3 is a phase analysis diagram of the test signal, FIG. 4 is a block diagram of the first embodiment of the test signal, and FIG. 5 is a block diagram of the second embodiment of the test device. FIG. 6 is a block diagram showing the signal processing of the tester, and FIG. 7 is a waveform diagram at each step of the signal processing. A...Inspection signal, B...Lift-off signal, C...
...Lift-off correction signal, Dx, Dy...Reference signal,
P...defect waveform, Q...wrong waveform, _X0 ...component along the standard phase direction in the inspection signal A, that is, the flaw signal,
Y ₀ ...90° to the standard phase direction in test signal A
Component in the phase-shifted direction, X ₁ ...flaw signal due to metal surface defects,
Detection coil, 13... Phase shifter, 15, 18...
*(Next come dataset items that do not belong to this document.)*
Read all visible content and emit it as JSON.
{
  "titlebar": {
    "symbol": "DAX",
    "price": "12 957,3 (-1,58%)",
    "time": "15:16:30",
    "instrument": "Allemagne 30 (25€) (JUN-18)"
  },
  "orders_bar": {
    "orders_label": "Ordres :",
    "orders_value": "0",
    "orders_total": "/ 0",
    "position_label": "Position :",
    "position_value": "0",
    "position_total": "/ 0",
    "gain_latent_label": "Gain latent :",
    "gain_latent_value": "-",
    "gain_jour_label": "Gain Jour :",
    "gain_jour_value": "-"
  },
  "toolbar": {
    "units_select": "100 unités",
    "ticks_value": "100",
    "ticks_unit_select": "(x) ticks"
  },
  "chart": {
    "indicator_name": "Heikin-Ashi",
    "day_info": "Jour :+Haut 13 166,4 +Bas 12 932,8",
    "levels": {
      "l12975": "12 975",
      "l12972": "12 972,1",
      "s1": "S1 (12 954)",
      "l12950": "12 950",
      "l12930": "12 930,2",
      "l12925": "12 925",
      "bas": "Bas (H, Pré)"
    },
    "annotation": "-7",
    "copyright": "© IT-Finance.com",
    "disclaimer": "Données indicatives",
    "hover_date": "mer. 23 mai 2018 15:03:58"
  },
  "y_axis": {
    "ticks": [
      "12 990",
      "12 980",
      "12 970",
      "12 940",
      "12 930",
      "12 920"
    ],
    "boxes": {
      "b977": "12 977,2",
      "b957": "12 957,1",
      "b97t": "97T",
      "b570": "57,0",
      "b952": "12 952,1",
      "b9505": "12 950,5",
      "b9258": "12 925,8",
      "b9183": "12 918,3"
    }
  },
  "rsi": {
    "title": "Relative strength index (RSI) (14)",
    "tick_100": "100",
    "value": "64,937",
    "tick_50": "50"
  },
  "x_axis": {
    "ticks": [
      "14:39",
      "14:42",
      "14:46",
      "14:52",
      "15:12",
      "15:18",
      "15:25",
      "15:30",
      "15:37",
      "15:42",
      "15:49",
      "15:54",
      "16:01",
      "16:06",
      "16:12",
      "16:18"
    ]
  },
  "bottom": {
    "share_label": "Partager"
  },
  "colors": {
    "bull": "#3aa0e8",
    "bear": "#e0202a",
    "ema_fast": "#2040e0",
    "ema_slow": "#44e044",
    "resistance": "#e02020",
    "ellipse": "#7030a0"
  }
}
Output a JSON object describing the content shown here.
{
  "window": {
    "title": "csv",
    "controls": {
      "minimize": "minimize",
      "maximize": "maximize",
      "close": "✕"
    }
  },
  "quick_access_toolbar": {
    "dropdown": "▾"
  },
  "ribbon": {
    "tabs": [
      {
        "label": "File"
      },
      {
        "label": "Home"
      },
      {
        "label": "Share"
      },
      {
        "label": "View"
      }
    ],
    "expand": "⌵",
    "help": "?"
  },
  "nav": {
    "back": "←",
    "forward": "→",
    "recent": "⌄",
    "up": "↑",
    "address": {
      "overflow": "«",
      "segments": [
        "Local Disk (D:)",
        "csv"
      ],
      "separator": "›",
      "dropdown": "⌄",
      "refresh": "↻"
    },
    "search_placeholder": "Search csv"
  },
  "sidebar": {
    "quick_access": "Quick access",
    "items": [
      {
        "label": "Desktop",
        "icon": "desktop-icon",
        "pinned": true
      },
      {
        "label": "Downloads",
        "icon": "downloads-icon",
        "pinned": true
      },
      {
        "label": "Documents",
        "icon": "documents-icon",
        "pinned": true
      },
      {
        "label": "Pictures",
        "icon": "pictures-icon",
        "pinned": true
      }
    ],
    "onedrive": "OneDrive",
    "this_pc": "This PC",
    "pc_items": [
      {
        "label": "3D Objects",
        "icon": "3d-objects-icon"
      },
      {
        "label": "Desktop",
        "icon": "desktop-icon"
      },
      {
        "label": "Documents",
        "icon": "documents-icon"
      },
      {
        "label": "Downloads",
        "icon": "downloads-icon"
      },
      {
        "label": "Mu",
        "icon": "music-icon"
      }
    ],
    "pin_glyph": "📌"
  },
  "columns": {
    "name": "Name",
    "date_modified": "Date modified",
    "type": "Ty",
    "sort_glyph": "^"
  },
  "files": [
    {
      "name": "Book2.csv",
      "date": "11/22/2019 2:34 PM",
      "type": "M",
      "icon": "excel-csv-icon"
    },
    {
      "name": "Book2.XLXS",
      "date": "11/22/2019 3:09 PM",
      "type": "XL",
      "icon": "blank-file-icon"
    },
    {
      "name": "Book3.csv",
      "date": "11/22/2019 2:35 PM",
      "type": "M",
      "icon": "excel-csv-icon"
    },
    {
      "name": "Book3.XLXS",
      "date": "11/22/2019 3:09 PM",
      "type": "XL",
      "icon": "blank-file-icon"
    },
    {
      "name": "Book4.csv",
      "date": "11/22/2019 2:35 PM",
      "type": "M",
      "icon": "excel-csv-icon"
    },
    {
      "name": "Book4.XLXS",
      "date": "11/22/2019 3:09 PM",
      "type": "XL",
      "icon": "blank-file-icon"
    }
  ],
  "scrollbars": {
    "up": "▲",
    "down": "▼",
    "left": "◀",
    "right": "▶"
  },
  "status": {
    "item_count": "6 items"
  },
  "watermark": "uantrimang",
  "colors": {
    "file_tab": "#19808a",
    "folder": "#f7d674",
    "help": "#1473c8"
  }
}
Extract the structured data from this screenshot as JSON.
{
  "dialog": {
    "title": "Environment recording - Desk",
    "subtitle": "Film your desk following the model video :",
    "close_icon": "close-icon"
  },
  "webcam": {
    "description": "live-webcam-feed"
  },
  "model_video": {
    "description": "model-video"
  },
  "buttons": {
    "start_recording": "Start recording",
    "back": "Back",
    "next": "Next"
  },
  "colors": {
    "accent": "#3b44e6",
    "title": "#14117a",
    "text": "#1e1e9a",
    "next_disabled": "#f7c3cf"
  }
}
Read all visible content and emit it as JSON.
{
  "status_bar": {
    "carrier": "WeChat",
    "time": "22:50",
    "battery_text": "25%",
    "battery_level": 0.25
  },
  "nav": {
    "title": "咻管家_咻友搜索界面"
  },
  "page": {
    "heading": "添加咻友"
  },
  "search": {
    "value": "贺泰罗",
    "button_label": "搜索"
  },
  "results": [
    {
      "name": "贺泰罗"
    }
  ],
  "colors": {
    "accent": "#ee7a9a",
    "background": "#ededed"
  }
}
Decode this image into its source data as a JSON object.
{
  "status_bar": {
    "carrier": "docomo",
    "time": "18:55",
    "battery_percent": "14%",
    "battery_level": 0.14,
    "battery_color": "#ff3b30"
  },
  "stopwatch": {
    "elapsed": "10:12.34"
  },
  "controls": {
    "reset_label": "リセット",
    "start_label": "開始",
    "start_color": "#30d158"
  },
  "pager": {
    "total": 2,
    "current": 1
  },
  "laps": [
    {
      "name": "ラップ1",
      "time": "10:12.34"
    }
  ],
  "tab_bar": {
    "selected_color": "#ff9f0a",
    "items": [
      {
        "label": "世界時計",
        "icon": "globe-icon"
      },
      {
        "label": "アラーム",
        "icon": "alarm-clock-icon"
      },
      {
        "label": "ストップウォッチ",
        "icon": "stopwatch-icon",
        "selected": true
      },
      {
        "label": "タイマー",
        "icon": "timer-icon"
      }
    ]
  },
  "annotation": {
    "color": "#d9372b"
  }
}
High pass filter, 20...Low pass filter, 22...Correction circuit.

Claims (1)

[Claims] 1. A high-frequency varying magnetic field is applied to the metal surface, and an inspection signal A due to the induced electromotive force generated in the coil is passed through a high-pass filter and a flaw signal X ₀ is output,
In the inspection signal A, a component Y ₀ in a direction shifted by 90° from the phase of the flaw signal X ₀ is detected, and the component Y ₀ in the 90° phase shifted direction and the flaw signal X ₀ are ANDed. , a flaw signal X ₁ due to a defect on the metal surface is output, and at the same time, the inspection signal A is passed through a low-pass filter and a lift-off signal B is output, and the 90° phase shift direction component Y ₀ and the lift-off signal B are ANDed and lifted off. It is characterized by outputting a correction signal C, correcting the flaw signal _X1 due to the metal surface defect by the lift-off correction signal C, and outputting a flaw signal X due to the metal surface defect in which the influence of lift-off fluctuation has been eliminated. Method of inspecting metal surfaces. 2. Claims in which the coil is placed on a self-propelled vehicle running on the back, and at the same time as it moves in the traveling direction of the self-propelled vehicle, it is swung back and forth in a direction perpendicular to the traveling direction to inspect the metal surface of the tube. Inspection method in Section 1. 3 The flaw signal _X1 due to _a metal surface defect is: An inspection method according to claim 1, which outputs a flaw signal X due to a defect.